Chris Ratcliffe | Bloomberg | Getty Images
Mark Carney, governor of the Bank of England (BOE).
The BoE said last month it expects inflation to reach about 3 percent in October, much of it due to the fall in the value of the pound since the Brexit vote.
However, a recent fall in the value of the pound against the euro is likely to keep pressure on British inflation for longer than the BoE forecast in August.
There were also signs of future price pressure as the costs of raw materials for manufacturers and of goods leaving factories increased slightly, the ONS said.

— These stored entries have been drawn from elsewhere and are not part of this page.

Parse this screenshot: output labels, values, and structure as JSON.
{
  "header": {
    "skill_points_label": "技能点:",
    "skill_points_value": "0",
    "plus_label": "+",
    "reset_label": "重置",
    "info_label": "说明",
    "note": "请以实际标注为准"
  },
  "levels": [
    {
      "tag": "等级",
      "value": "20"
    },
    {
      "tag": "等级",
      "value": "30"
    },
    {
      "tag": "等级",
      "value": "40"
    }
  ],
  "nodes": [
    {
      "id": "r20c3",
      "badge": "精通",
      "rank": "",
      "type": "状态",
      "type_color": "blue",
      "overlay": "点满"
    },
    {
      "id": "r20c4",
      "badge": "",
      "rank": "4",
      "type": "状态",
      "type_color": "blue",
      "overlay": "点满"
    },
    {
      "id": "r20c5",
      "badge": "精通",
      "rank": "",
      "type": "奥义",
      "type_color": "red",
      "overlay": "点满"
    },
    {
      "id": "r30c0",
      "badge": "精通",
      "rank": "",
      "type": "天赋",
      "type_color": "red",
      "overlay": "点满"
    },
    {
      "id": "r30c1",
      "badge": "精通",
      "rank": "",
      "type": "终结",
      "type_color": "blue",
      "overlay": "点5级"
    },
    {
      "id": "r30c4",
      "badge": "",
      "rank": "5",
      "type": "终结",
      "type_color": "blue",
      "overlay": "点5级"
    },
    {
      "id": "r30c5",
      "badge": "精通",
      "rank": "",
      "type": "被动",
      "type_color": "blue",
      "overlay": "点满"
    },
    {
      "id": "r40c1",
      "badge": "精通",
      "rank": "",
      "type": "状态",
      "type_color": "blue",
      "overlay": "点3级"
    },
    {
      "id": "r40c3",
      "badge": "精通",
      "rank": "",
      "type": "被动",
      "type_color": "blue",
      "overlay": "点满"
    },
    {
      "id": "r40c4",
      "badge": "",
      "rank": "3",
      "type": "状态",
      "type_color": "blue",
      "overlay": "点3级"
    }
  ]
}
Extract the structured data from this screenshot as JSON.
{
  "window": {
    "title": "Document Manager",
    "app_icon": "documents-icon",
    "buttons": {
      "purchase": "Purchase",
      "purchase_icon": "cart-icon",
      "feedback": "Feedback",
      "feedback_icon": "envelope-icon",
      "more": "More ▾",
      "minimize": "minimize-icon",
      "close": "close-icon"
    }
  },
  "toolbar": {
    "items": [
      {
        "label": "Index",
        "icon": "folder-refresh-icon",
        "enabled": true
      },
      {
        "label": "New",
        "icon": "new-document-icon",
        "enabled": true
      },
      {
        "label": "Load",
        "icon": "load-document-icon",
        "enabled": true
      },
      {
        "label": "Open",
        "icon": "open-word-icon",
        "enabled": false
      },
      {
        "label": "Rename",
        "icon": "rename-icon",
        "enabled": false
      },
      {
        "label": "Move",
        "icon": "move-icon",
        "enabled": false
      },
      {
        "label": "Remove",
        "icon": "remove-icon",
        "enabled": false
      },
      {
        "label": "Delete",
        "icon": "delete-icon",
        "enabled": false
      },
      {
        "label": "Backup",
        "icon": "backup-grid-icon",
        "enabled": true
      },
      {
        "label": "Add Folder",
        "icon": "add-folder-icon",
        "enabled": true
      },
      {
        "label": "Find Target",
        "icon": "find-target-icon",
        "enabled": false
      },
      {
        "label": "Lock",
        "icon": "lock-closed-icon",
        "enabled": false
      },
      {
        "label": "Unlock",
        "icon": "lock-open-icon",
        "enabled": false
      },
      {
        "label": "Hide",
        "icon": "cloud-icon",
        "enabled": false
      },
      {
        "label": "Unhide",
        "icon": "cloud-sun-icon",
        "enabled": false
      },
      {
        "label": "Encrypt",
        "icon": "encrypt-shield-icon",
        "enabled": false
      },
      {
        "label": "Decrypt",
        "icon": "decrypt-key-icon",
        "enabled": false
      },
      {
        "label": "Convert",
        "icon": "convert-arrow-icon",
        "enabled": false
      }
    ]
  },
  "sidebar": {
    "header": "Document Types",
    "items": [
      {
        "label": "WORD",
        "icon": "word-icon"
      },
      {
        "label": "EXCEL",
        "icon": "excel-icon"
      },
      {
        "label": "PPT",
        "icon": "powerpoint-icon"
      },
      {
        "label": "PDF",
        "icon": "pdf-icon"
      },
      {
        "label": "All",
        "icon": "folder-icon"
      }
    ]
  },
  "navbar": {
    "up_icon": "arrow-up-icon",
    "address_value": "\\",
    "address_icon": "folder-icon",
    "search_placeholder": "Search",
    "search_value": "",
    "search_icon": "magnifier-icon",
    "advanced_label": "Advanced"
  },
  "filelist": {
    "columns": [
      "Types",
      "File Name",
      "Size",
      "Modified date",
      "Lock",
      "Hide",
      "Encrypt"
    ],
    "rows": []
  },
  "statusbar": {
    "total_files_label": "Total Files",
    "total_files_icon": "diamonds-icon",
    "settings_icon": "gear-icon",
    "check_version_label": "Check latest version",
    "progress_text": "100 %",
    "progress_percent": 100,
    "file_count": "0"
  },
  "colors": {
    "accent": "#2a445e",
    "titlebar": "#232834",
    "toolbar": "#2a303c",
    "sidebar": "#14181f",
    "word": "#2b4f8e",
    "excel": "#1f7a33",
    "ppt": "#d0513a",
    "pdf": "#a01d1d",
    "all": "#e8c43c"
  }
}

Retail price inflation – tracked by British inflation-linked government bonds – rose by a higher than expected 3.9 percent in August, its strongest since January 2012.
The ONS said excluding oil prices and other volatile components such as food, core consumer price inflation rose by 2.7 percent, stronger than economists’ expectations of 2.5 percent.
The ONS said a measure of consumer prices which includes a wider range of housing costs, the CPIH, rose by 2.7 percent.
Factory gate prices rose by an annual 3.4 percent, the first increase in the rate since February.
Economists in the Reuters poll had expected growth of 3.1 percent.
Prices paid by factories for materials and energy rose by 7.6 percent.
The ONS said house prices in July rose 5.1 percent in annual terms, the same as in June.
Prices in London alone rose 2.8 percent, down from increases of more than 10 percent in the first half of 2016.